The BLM organization’s founding ideology and beliefs, particularly its position on disrupting the nuclear family, run contrary to traditional societal norms in America and represent a distorted and slanted view of what’s happening in our country.
By integrating Black Lives Matter’s lesson plans, educational resources, and political activism projects into their curricula, liberal educators lend credibility to one of the most radically divisive movements in our country’s history.
Worse, this approach convinces the easily influenced minds of our children that America is inherently “racist and evil,” with a sordid history of inhumanity. It inspires our youth to rebel against the very ideals that made America an exceptional republic and the most successful and compassionate country in the history of humanity.
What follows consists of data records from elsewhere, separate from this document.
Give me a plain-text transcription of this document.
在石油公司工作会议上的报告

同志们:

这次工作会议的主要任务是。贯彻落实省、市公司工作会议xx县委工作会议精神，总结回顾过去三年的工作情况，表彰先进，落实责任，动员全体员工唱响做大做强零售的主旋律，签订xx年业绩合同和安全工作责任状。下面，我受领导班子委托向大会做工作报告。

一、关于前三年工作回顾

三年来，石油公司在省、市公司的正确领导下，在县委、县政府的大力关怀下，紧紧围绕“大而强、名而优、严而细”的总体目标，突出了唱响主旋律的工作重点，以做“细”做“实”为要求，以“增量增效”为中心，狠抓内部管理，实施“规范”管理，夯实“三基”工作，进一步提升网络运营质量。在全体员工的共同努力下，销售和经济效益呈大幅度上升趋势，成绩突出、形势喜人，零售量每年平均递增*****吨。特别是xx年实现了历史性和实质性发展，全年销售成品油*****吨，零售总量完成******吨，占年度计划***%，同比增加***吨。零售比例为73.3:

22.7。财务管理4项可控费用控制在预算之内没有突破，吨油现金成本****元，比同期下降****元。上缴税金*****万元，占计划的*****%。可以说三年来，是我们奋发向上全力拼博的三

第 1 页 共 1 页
Liberal Advocacy, Poor Test Results
Major financial supporters of black-led organizations, such as the Ford Foundation and George Soros’ Open Society Foundations, have invested hundreds of millions to influence public perception and policy related to social and racial inequality in America today and throughout our country’s history.
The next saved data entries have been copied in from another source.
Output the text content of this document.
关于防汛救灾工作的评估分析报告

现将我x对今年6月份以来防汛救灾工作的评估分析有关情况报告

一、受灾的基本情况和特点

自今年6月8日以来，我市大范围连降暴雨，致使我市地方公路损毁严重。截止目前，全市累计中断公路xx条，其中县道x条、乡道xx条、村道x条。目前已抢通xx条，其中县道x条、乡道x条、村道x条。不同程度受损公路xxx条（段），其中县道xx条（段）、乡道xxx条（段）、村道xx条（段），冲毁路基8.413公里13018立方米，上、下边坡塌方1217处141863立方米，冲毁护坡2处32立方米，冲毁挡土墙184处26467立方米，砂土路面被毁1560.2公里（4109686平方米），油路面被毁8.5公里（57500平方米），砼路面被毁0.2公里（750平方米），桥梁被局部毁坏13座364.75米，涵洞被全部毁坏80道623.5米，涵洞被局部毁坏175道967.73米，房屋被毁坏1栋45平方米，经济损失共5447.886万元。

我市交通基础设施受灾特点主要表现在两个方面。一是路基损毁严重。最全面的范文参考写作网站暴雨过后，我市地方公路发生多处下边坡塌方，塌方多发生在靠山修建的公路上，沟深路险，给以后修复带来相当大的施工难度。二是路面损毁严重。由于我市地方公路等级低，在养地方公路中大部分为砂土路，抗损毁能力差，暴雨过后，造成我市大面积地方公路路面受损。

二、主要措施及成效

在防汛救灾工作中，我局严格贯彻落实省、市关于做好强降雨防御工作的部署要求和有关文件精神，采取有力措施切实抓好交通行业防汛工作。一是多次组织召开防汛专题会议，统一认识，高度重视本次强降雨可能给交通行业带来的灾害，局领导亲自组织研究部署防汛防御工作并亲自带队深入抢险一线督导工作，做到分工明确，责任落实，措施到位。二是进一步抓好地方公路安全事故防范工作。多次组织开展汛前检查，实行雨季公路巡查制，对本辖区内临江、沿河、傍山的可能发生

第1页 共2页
Through their participation in liberal, ideologically-based movements, teachers in some public school systems indoctrinate our children with Marxist beliefs and distorted views of American history and culture.
While liberal coalitions wage their indoctrination and social-conditioning campaigns on our children, the academic performance of U.S. students continues to decline.
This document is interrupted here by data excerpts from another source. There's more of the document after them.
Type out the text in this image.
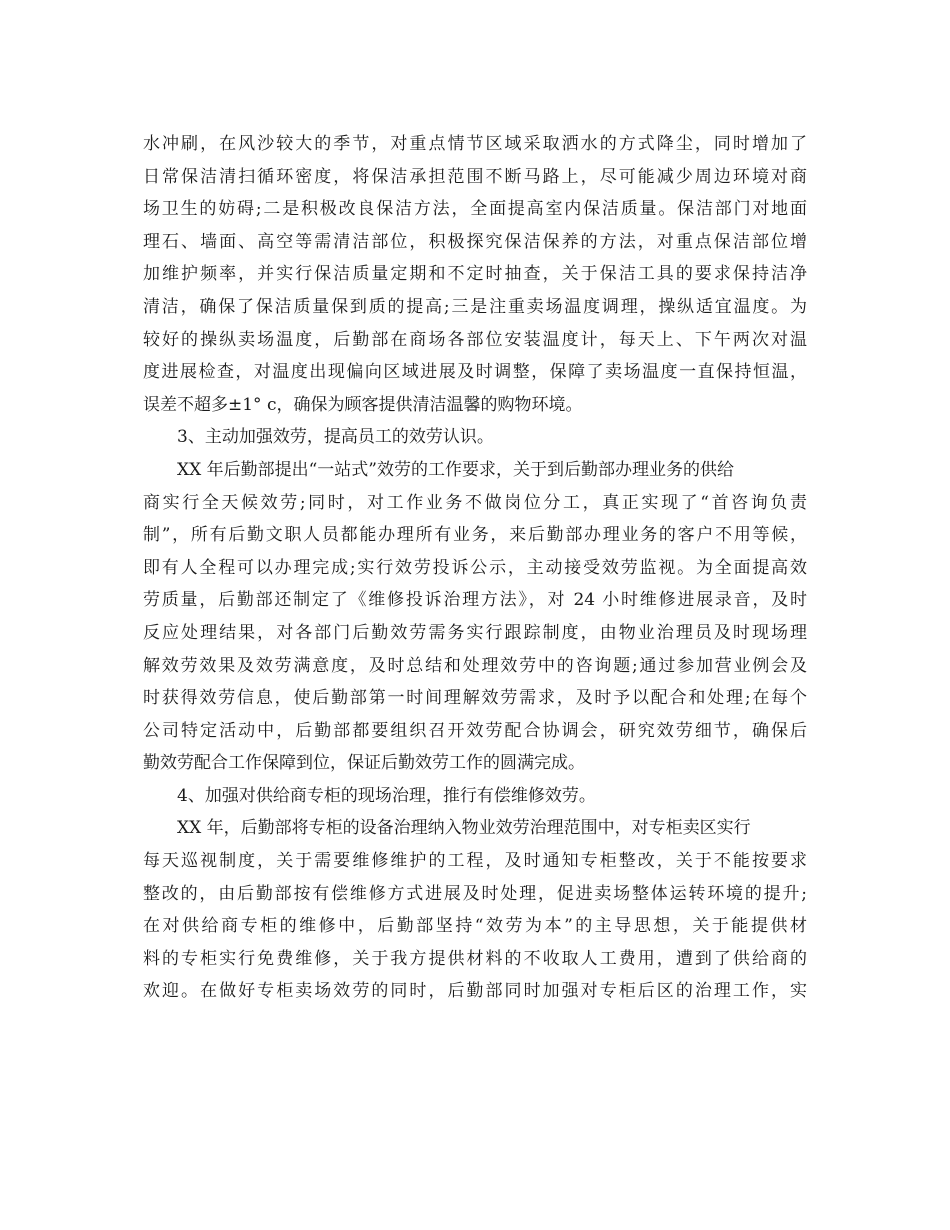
水冲刷，在风沙较大的季节，对重点情节区域采取洒水的方式降尘，同时增加了
日常保洁清扫循环密度，将保洁承担范围不断马路上，尽可能减少周边环境对商
场卫生的妨碍;二是积极改良保洁方法，全面提高室内保洁质量。保洁部门对地面
理石、墙面、高空等需清洁部位，积极探究保洁保养的方法，对重点保洁部位增
加维护频率，并实行保洁质量定期和不定时抽查，关于保洁工具的要求保持洁净
清洁，确保了保洁质量保到质的提高;三是注重卖场温度调理，操纵适宜温度。为
较好的操纵卖场温度，后勤部在商场各部位安装温度计，每天上、下午两次对温
度进展检查，对温度出现偏向区域进展及时调整，保障了卖场温度一直保持恒温，
误差不超多±1° c，确保为顾客提供清洁温馨的购物环境。
3、主动加强效劳，提高员工的效劳认识。
XX 年后勤部提出“一站式”效劳的工作要求，关于到后勤部办理业务的供给
商实行全天候效劳;同时，对工作业务不做岗位分工，真正实现了“首咨询负责
制”，所有后勤文职人员都能办理所有业务，来后勤部办理业务的客户不用等候，
即有人全程可以办理完成;实行效劳投诉公示，主动接受效劳监视。为全面提高效
劳质量，后勤部还制定了《维修投诉治理方法》，对 24 小时维修进展录音，及时
反应处理结果，对各部门后勤效劳需务实行跟踪制度，由物业治理员及时现场理
解效劳效果及效劳满意度，及时总结和处理效劳中的咨询题;通过参加营业例会及
时获得效劳信息，使后勤部第一时间理解效劳需求，及时予以配合和处理;在每个
公司特定活动中，后勤部都要组织召开效劳配合协调会，研究效劳细节，确保后
勤效劳配合工作保障到位，保证后勤效劳工作的圆满完成。
4、加强对供给商专柜的现场治理，推行有偿维修效劳。
XX 年，后勤部将专柜的设备治理纳入物业效劳治理范围中，对专柜卖区实行
每天巡视制度，关于需要维修维护的工程，及时通知专柜整改，关于不能按要求
整改的，由后勤部按有偿维修方式进展及时处理，促进卖场整体运转环境的提升;
在对供给商专柜的维修中，后勤部坚持“效劳为本”的主导思想，关于能提供材
料的专柜实行免费维修，关于我方提供材料的不收取人工费用，遭到了供给商的
欢迎。在做好专柜卖场效劳的同时，后勤部同时加强对专柜后区的治理工作，实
For example, the global test results of the 2019 Program for International Student Assessment, or PISA—which evaluates 15-year-olds’ academic performance in reading, math, and science—showed American students lag behind their peers in Europe and East Asia.
The exam results, comparing 600,000 students across 79 countries, placed the U.S. about average in reading (eighth overall) and science (11th), but below average (30th) in math.
The nations that outperformed the United States included China, Singapore, Macao, Hong Kong, Estonia, Canada, Finland, and Ireland. The U.S. performed about the same as the U.K., Japan, and Australia.
It may be a stretch to say these results represent the culmination of over a half-century of systemic liberalism in our public education system. However, liberal indoctrination certainly isn’t helping to improve reading and math scores, and maybe schools should focus on the facts before trying to reframe history.
Although trillions of taxpayer dollars have been invested in improving the quality of K-12 education in America dating back to the early 1960s, it appears politics has trumped the academic needs of our children. Money is not the solution.
From teachers unions and school administrators to the liberal media, Big Tech, political advocacy groups, and the billionaires who support them, is it possible that indoctrination of our children with radical leftist views of racism in America has taken precedence over their academic needs?
U.S. educators would do better to provide our children with math, science, and reading skills necessary to compete in a global economy, and stick to the facts when it comes to teaching American history, civics, and culture.
Recent protests of police brutality, which attracted America’s youth, have led to anarchy, violence, arson, and death.
Putting the academic needs of students ahead of the ideological and political interests of those we pay to teach them seems likely to reverse what has become a disturbing, destructive trend.